21.468 · Iniziativa parlamentare · 2021-06-17
Parlamento
Liquidato
Wortlaut
Presento un'iniziativa parlamentare che prevede di modificare l'articolo 3 capoverso 2 e l'articolo 19 capoverso 2 della legge concernente l'aiuto alle vittime di reati (LAV) e di aggiungere un capoverso 3bis all'articolo 19 di tale legge:
Articolo 3 capoverso 2 (modificato): Se il reato è stato commesso all'estero, le prestazioni dei consultori sono accordate alle condizioni di cui all'articolo 17; non vengono concessi indennizzi né riparazioni morali, tranne che alle vittime del reato di tratta di esseri umani (art. 182 CP).
Articolo 19 capoverso 2 (modificato): Il danno è stabilito secondo gli articoli 45 (risarcimento in caso di morte) e 46 (risarcimento in caso di lesione corporale) del Codice delle obbligazioni. Sono fatti salvi i capoversi 3, 3bis e 4.
Articolo 19 capoverso 3bis (nuovo): In deroga al capoverso 3, la vittima del reato di tratta di esseri umani (art. 182 CP) ha diritto all'indennizzo del danno patrimoniale risultante dallo sfruttamento del suo lavoro.
Begründung
La Svizzera ha ratificato la Convenzione del 16 maggio 2005 sulla lotta contro la tratta degli esseri umani (RS 0.311.543).

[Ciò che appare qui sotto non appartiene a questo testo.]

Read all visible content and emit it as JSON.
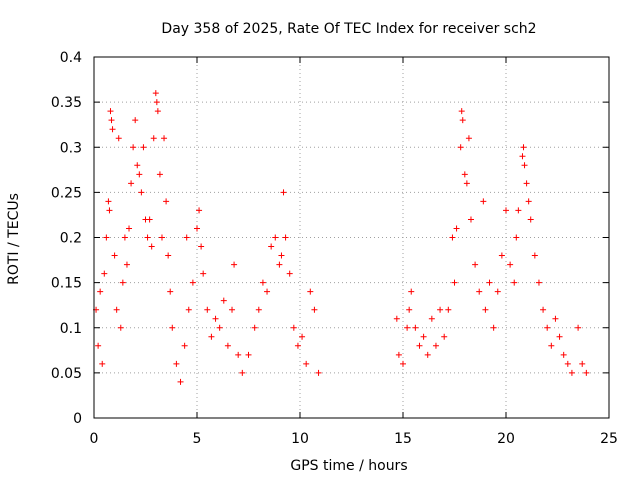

A tale proposito si è impegnata a fare in modo che le vittime ricevano un indennizzo dagli autori dei reati. Di tale indennizzo deve farsi carico in primo luogo l'autore del reato. A titolo sussidiario deve intervenire lo Stato.
La Convenzione garantisce tali diritti alle vittime sotto la giurisdizione delle Parti, indipendentemente dal luogo in cui gli eventi si sono verificati.
La legge concernente l'aiuto alle vittime di reati (LAV) deve essere adattata di conseguenza per integrare tali diritti.
Concretamente si tratta di modificare l'articolo 3, che stabilisce il campo di applicazione territoriale, e l'articolo 19, che definisce i danni che fondano un diritto all'indennizzo.